The criteria for SS are well established^5,6 and may be used for the diagnosis of NDDH, taking into account the localization of lesions to the dorsal aspect of the hands. The diagnostic criteria for SS include fulfillment of both major and at least 2 of 4 minor criteria. The 2 major criteria include rapid presentation of skin lesions and neutrophilic dermal infiltrate on biopsy. Minor criteria are defined as the following: (1) preceding nonspecific respiratory or gastrointestinal tract infection, inflammatory conditions, underlying malignancy, or pregnancy; (2) fever; (3) excellent response to steroids; and (4) 3 of the 4 of the following laboratory abnormalities: elevated CRP, ESR, leukocytosis, or left shift in complete blood cell count. Our patient met both major criteria and only 1 minor criterion—excellent response to systemic corticosteroids. Nofal et al⁷ advocated for revised diagnostic criteria for SS, with one suggestion utilizing only the 2 major criteria being necessary for diagnosis. Given that serum inflammatory markers may not be as elevated in NDDH compared to SS,^3,7,8 meeting the major criteria alone may be a better way to diagnose NDDH, as in our patient.
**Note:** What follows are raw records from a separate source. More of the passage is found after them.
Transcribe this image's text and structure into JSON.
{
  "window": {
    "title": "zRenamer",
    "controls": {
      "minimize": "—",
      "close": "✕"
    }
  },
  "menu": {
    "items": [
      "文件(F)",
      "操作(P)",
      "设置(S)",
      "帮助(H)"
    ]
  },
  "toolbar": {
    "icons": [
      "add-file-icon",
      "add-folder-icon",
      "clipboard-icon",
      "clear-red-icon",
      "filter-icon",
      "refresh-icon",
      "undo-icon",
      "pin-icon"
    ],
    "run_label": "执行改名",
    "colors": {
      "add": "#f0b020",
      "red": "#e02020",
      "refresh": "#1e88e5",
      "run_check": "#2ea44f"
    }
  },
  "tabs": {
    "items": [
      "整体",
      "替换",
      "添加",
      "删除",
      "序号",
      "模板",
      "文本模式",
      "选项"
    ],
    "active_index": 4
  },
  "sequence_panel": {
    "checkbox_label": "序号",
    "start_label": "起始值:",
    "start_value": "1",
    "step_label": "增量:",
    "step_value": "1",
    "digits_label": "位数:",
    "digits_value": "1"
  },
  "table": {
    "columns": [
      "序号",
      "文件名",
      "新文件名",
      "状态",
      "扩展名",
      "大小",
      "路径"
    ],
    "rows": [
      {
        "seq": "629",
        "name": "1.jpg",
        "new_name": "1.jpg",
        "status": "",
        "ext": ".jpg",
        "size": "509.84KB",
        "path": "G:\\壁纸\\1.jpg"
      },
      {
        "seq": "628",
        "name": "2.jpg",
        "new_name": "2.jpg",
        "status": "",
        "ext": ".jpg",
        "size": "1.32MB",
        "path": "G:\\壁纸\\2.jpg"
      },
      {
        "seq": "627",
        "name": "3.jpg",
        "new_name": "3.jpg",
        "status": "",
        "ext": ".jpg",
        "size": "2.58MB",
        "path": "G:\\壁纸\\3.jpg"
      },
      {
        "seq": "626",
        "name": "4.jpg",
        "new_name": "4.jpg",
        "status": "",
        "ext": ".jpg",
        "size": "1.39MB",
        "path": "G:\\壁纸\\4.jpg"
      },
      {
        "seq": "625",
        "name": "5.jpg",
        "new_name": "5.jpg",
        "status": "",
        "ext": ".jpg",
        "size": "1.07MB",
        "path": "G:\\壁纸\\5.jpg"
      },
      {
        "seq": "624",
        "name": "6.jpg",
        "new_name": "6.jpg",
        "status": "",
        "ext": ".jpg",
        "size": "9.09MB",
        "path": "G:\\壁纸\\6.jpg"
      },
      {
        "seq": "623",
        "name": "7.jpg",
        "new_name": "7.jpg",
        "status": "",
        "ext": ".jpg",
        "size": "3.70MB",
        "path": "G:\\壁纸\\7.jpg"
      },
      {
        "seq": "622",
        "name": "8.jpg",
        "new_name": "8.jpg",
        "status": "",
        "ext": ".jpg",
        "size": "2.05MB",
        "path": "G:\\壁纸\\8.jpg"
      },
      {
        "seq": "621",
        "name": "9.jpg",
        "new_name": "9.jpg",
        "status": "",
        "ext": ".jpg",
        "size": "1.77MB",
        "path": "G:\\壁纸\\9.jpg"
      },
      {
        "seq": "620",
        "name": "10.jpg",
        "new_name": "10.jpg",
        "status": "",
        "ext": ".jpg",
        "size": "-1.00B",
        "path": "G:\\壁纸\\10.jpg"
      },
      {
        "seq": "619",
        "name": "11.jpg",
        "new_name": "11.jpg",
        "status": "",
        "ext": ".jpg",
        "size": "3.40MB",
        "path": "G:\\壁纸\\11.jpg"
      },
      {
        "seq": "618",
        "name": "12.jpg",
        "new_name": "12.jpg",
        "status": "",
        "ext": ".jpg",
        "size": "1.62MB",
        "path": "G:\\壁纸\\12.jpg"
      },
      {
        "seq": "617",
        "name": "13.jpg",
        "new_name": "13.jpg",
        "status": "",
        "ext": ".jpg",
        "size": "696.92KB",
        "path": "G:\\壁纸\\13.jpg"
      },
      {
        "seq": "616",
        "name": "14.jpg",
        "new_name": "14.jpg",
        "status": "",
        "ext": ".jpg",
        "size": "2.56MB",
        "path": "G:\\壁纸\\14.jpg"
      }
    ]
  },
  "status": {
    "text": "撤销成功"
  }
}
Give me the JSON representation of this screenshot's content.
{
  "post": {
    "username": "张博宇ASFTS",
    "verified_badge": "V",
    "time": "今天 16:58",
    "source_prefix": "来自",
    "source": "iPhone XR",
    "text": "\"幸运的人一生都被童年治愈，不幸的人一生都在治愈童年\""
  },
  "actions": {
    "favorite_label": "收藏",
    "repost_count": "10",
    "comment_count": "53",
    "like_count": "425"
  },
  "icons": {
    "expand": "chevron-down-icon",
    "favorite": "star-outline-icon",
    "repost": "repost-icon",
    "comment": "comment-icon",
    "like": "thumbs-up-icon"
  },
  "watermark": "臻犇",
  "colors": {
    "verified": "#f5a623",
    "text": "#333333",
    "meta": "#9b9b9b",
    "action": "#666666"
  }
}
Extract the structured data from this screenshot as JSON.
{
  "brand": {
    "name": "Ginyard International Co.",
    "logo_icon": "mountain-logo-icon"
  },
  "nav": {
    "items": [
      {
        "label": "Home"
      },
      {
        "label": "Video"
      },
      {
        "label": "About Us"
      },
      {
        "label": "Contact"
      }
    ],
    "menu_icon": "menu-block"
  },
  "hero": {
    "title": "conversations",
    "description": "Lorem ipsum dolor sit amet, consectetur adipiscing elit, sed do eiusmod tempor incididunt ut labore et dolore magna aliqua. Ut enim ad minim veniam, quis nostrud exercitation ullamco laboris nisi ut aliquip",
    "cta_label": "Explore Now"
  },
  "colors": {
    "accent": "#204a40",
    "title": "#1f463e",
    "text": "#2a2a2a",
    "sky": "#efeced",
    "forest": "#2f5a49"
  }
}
Our patient presented with an expanding ulcerating nodule on the hand that elicited a wide list of differential diagnoses to include infections and neoplasms. Rapid development, localization to the dorsal aspect of the hand, and treatment resistance to antibiotics may help the clinician consider a diagnosis of NDDH, which should be confirmed by a biopsy. Similar to other neutrophilic dermatoses, an underlying malignancy or inflammatory condition should be sought out. Neutrophilic dermatosis of the dorsal hand responds well to systemic steroids, though recurrences may occur.